Back before the giant shipyard, before the spider web of train tracks, the t reserve ships and the open-air coal pier, there was a quiet, bucolic and very southern place known as Newport News.
|Gloomy scene on James River is all that's left of West farm after|
the war. From Harper's Weekly. From Marshall Rouse McClure.
Especially Newport News Point, the end of land where the Monitor-Merrimac Bridge-Tunnel touches down. It’s hard to believe there was a plantation here and a pre-Civil War lifestyle that might have been part of Gone with the Wind.
That’s what is striking about After the Gunboats Landed, a newly republished memoir by one of the last of the cast of characters that trod the stage of that bygone era, George Benjamin West.

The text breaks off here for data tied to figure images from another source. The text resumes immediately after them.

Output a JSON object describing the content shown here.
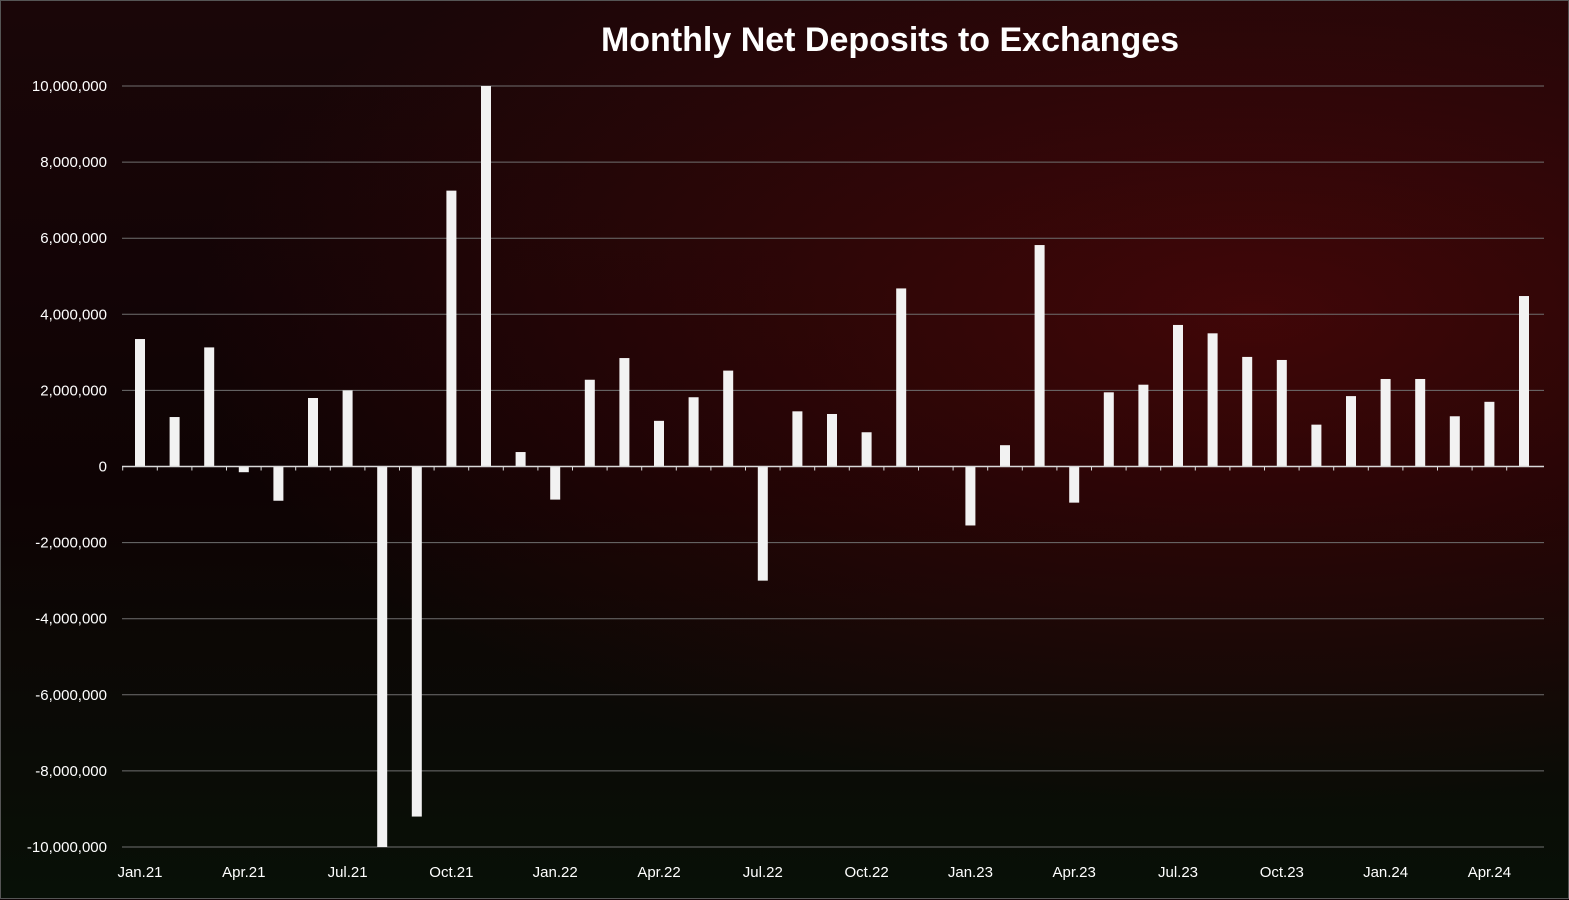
{
  "colors": {
    "background": "#0d0406",
    "bar": "#f2f2f2",
    "gridline": "#6f6f6f",
    "text": "#ffffff"
  },
  "chart_data": {
    "type": "bar",
    "title": "Monthly Net Deposits to Exchanges",
    "xlabel": "",
    "ylabel": "",
    "ylim": [
      -10000000,
      10000000
    ],
    "yticks": [
      10000000,
      8000000,
      6000000,
      4000000,
      2000000,
      0,
      -2000000,
      -4000000,
      -6000000,
      -8000000,
      -10000000
    ],
    "ytick_labels": [
      "10,000,000",
      "8,000,000",
      "6,000,000",
      "4,000,000",
      "2,000,000",
      "0",
      "-2,000,000",
      "-4,000,000",
      "-6,000,000",
      "-8,000,000",
      "-10,000,000"
    ],
    "xtick_labels": [
      {
        "label": "Jan.21",
        "index": 0
      },
      {
        "label": "Apr.21",
        "index": 3
      },
      {
        "label": "Jul.21",
        "index": 6
      },
      {
        "label": "Oct.21",
        "index": 9
      },
      {
        "label": "Jan.22",
        "index": 12
      },
      {
        "label": "Apr.22",
        "index": 15
      },
      {
        "label": "Jul.22",
        "index": 18
      },
      {
        "label": "Oct.22",
        "index": 21
      },
      {
        "label": "Jan.23",
        "index": 24
      },
      {
        "label": "Apr.23",
        "index": 27
      },
      {
        "label": "Jul.23",
        "index": 30
      },
      {
        "label": "Oct.23",
        "index": 33
      },
      {
        "label": "Jan.24",
        "index": 36
      },
      {
        "label": "Apr.24",
        "index": 39
      }
    ],
    "grid": true,
    "legend": "none",
    "categories": [
      "Jan.21",
      "Feb.21",
      "Mar.21",
      "Apr.21",
      "May.21",
      "Jun.21",
      "Jul.21",
      "Aug.21",
      "Sep.21",
      "Oct.21",
      "Nov.21",
      "Dec.21",
      "Jan.22",
      "Feb.22",
      "Mar.22",
      "Apr.22",
      "May.22",
      "Jun.22",
      "Jul.22",
      "Aug.22",
      "Sep.22",
      "Oct.22",
      "Nov.22",
      "Dec.22",
      "Jan.23",
      "Feb.23",
      "Mar.23",
      "Apr.23",
      "May.23",
      "Jun.23",
      "Jul.23",
      "Aug.23",
      "Sep.23",
      "Oct.23",
      "Nov.23",
      "Dec.23",
      "Jan.24",
      "Feb.24",
      "Mar.24",
      "Apr.24",
      "May.24"
    ],
    "values": [
      3350000,
      1300000,
      3130000,
      -150000,
      -900000,
      1800000,
      2000000,
      -10000000,
      -9200000,
      7250000,
      10000000,
      380000,
      -870000,
      2280000,
      2850000,
      1200000,
      1820000,
      2520000,
      -3000000,
      1450000,
      1380000,
      900000,
      4680000,
      0,
      -1550000,
      560000,
      5820000,
      -950000,
      1950000,
      2150000,
      3720000,
      3500000,
      2880000,
      2800000,
      1100000,
      1850000,
      2300000,
      2300000,
      1320000,
      1700000,
      4480000
    ]
  }
}
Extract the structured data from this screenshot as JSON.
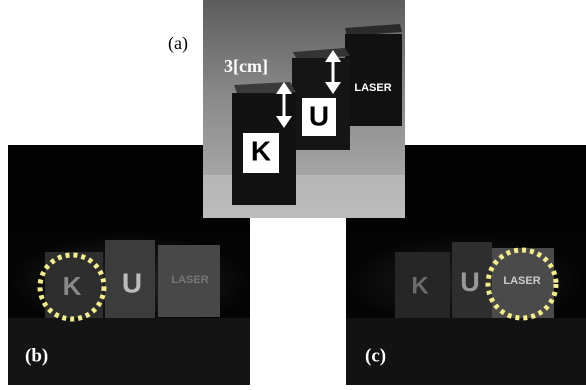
{
  "figure": {
    "panels": [
      {
        "label": "(a)",
        "annotation": "3[cm]",
        "letters": [
          "K",
          "U",
          "LASER"
        ]
      },
      {
        "label": "(b)",
        "letters": [
          "K",
          "U",
          "LASER"
        ]
      },
      {
        "label": "(c)",
        "letters": [
          "K",
          "U",
          "LASER"
        ]
      }
    ]
  }
}
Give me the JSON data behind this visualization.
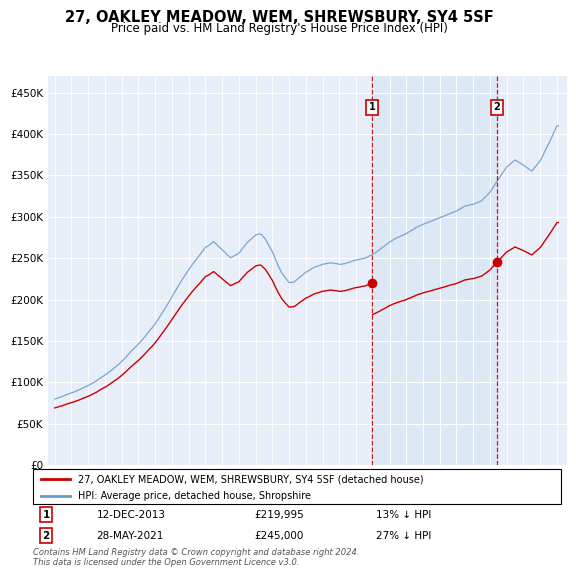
{
  "title": "27, OAKLEY MEADOW, WEM, SHREWSBURY, SY4 5SF",
  "subtitle": "Price paid vs. HM Land Registry's House Price Index (HPI)",
  "legend_line1": "27, OAKLEY MEADOW, WEM, SHREWSBURY, SY4 5SF (detached house)",
  "legend_line2": "HPI: Average price, detached house, Shropshire",
  "footnote": "Contains HM Land Registry data © Crown copyright and database right 2024.\nThis data is licensed under the Open Government Licence v3.0.",
  "annotation1_date": "12-DEC-2013",
  "annotation1_price": "£219,995",
  "annotation1_hpi": "13% ↓ HPI",
  "annotation2_date": "28-MAY-2021",
  "annotation2_price": "£245,000",
  "annotation2_hpi": "27% ↓ HPI",
  "property_color": "#cc0000",
  "hpi_color": "#6699cc",
  "shade_color": "#dce8f5",
  "sale1_x": 2013.958,
  "sale1_y": 219995,
  "sale2_x": 2021.413,
  "sale2_y": 245000,
  "ylim": [
    0,
    470000
  ],
  "yticks": [
    0,
    50000,
    100000,
    150000,
    200000,
    250000,
    300000,
    350000,
    400000,
    450000
  ],
  "ytick_labels": [
    "£0",
    "£50K",
    "£100K",
    "£150K",
    "£200K",
    "£250K",
    "£300K",
    "£350K",
    "£400K",
    "£450K"
  ],
  "xlim_left": 1994.6,
  "xlim_right": 2025.6
}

The memoir, originally published as When the Yankees Came, was edited by the late Parke Rouse Jr., a one-time columnist for the Daily Press and prolific writer on the history of the Peninsula. It’s been re-published, along with numerous illustrations, by Parke Press of Norfolk, owned by his daughter, Marshall Rouse McClure.
West grew up partly on the sprawling family farm at Newport News Point and partly in Hampton. He wrote about the idle pleasures of boyhood, including coon hunting, sailing and visiting with friends.
All the while there were threats of war, but not enough to distract from daily life. ”Though the times were threatening and the political clouds black and gloomy . . . yet in our house all was joy, peace, and happiness, and we gave up ourselves to the pleasure of the season,” he wrote. “Forgetting all things save the present, we were entirely engrossed in the continual round of gaieties and amusements of the neighborhood.”
This would come to an abrupt end in the spring of 1861 when Virginia voted to secede from the Union. West was then at the University of Virginia and almost couldn’t get home because gunboats had already arrived on the James River.
There followed a series of moves as the West family fled by horse cart to Williamsburg and then to Richmond, where they witnessed the horrors of war.
“The whole city was filled with the sick and the wounded,” he wrote, “every available place a hospital, and a great many private homes with some loved one or acquaintance. The hearses were busy all the day and did not take only one body but as many as could be put in.”
They fled again to Lynchburg and, then, as the war ended, returned to Newport News, not realizing that much of the family property had been confiscated or sold. He would spend years trying to get it back.
It isn’teasy to work up much sympathy for West, who grew up in the lap of luxury and scarcely did a lick of work, what with slaves always around to do his bidding. It seems he was sickly and, probably like his father, a bit corpulent. He did not join the Confederate army – except for a stint in local defense forces around Richmond – but spent much of the war as a civilian supplying uniforms and whatnot for the army.
He held conventional southern views about slavery and a dislike for the “Yankees” who invaded their land. It was galling to have to scrape out a living in whatever way he could. A cousin allowed him to cut wood on his land, “and borrowing a cart, I hauled it to Hampton and sold it to eat groceries. This was the most humiliating business I ever did – to haul wood around town and sell it to negroes.”
He was forced to plow his own fields, and eventually put by enough money to buy back some of the family land. Then more and more, and finally, when railroad magnate Collis Huntington discovered Newport News Point, made a tidy sum selling it to him – even though he hated doing business with this rich Yankee.
He got into banking and left a permanent mark on the city, donating $10,000 in 1916 to create what became Riverside Hospital. At his death the following year he left the bulk of his estate to pay for needy patients in its outpatient clinic.
There was not much left of the old Newport News, although, as Rouse wrote in an epilogue, “something of the character of horse-and-buggy Virginia survived amid the noise and traffic of the new age. . . .The ex-Confederate would have been pleased at that.”